Visually well-sculpted images, in fact, evoke a terrifying reality of the survival of the fittest and the struggle between nature and civilization. The lives of simple people who make their living from farming are actually rural areas densely organized with the daily routine of tragic violence amidst fierce struggle. The peaceful, healing rural countryside we often envision is a complete fiction and fantasy. Rice paddies and fields, commonly depicted as romantic landscapes, are factories where humans elaborately and meticulously develop and exploit nature.

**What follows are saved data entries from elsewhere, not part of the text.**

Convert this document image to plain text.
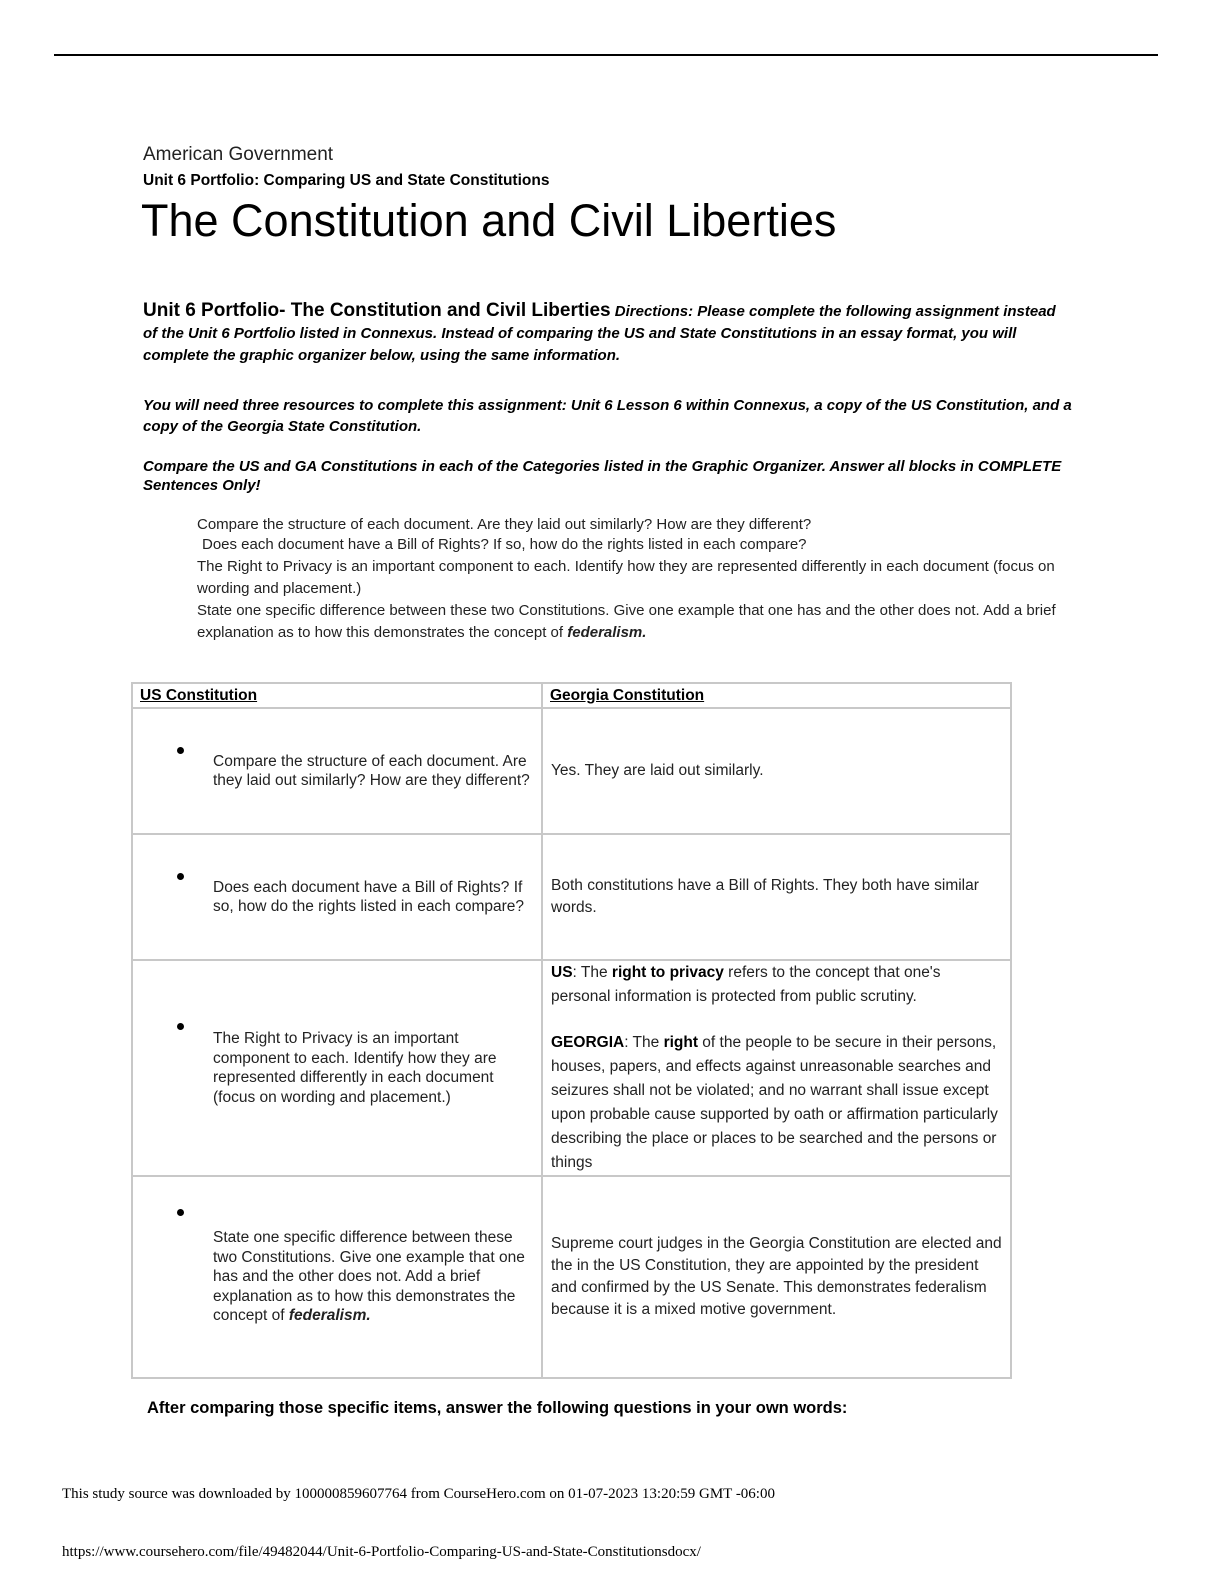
American Government
Unit 6 Portfolio: Comparing US and State Constitutions
The Constitution and Civil Liberties
Unit 6 Portfolio- The Constitution and Civil Liberties Directions: Please complete the following assignment instead of the Unit 6 Portfolio listed in Connexus. Instead of comparing the US and State Constitutions in an essay format, you will complete the graphic organizer below, using the same information.
You will need three resources to complete this assignment: Unit 6 Lesson 6 within Connexus, a copy of the US Constitution, and a copy of the Georgia State Constitution.
Compare the US and GA Constitutions in each of the Categories listed in the Graphic Organizer. Answer all blocks in COMPLETE Sentences Only!
Compare the structure of each document. Are they laid out similarly? How are they different?
Does each document have a Bill of Rights? If so, how do the rights listed in each compare?
The Right to Privacy is an important component to each. Identify how they are represented differently in each document (focus on wording and placement.)
State one specific difference between these two Constitutions. Give one example that one has and the other does not. Add a brief explanation as to how this demonstrates the concept of federalism.
US Constitution	Georgia Constitution

Compare the structure of each document. Are they laid out similarly? How are they different?	Yes. They are laid out similarly.

Does each document have a Bill of Rights? If so, how do the rights listed in each compare?	Both constitutions have a Bill of Rights. They both have similar words.

The Right to Privacy is an important component to each. Identify how they are represented differently in each document (focus on wording and placement.)	US: The right to privacy refers to the concept that one's personal information is protected from public scrutiny.
GEORGIA: The right of the people to be secure in their persons, houses, papers, and effects against unreasonable searches and seizures shall not be violated; and no warrant shall issue except upon probable cause supported by oath or affirmation particularly describing the place or places to be searched and the persons or things

State one specific difference between these two Constitutions. Give one example that one has and the other does not. Add a brief explanation as to how this demonstrates the concept of federalism.	Supreme court judges in the Georgia Constitution are elected and the in the US Constitution, they are appointed by the president and confirmed by the US Senate. This demonstrates federalism because it is a mixed motive government.
After comparing those specific items, answer the following questions in your own words:
This study source was downloaded by 100000859607764 from CourseHero.com on 01-07-2023 13:20:59 GMT -06:00
https://www.coursehero.com/file/49482044/Unit-6-Portfolio-Comparing-US-and-State-Constitutionsdocx/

Essential reality is ultimately a peaceful and happy delusion. Each person merely experiences a relative (non-essential) reality based on their own perspective and circumstances. Essential reality is not sensed. It is something transcendent, beyond phenomena. The artist momentarily stands in the field of survival and struggle, seeking an aesthetic singularity where nature and civilization can find balance. In this world of reality and utility, the artist thus contemplates a greater utility, traversing everyday labor and rational thought as existential conditions.

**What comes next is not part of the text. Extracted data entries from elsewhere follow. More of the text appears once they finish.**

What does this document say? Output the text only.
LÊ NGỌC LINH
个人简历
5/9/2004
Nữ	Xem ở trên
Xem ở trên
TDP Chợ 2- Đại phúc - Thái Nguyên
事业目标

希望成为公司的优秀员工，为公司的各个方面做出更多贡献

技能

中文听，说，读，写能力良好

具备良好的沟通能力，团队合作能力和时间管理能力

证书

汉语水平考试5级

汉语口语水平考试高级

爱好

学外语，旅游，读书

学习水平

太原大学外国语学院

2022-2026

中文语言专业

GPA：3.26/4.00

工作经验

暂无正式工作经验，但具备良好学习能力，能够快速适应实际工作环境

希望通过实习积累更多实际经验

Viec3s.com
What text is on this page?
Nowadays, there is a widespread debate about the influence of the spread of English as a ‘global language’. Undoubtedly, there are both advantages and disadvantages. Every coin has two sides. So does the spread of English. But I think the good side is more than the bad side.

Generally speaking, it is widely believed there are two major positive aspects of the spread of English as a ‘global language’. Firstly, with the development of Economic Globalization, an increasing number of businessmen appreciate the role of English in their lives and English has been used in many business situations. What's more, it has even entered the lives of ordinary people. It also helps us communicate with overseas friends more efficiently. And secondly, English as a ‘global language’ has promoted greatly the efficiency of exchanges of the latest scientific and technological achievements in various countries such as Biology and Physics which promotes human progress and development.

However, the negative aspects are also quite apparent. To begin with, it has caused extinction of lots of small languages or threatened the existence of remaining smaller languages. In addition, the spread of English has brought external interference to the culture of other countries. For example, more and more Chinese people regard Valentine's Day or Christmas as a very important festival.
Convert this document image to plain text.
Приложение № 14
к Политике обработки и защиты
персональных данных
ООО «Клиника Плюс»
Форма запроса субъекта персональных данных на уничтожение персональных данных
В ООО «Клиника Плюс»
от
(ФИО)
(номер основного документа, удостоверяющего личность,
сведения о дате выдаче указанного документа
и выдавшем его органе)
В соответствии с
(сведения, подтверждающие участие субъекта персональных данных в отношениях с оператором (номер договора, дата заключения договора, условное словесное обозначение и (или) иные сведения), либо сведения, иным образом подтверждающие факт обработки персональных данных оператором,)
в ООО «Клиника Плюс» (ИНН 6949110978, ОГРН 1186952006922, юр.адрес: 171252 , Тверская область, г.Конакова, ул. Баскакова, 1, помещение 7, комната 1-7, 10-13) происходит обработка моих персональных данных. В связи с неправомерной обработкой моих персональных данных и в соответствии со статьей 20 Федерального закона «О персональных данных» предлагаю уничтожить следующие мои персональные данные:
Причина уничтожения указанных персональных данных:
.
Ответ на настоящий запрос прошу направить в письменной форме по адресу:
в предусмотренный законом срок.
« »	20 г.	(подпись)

Tracing back to their ultimate origin, all existents are interdependent and interconnected. People, too, are dependent on other people and things, and most live forgetting this. The American pragmatist philosopher John Dewey viewed life as a process of problem-solving, but in fact, the process of problem-solving is paradoxically also a process that creates more serious and complex problems. Amidst the complexity and unpredictability of life, we experience numerous events where normalcy and abnormality are intertwined, and we reconstruct reality through these experiences. The most sublime beauty unfolds alongside the most humble reality. The technology and culture that solved humanity's food problem return as a boomerang in the form of nature's revenge, threatening humanity's survival. The axes of childhood and growth experiences, the artist's current life as a painter, industrial society and advanced information society, and the reality of agriculture that must produce our food are strangely intertwined. Through the language of painting, the artist calmly testifies to the tragedy of nature and the cruel reality of humanity, delving deeply into the foundations of life and livelihood.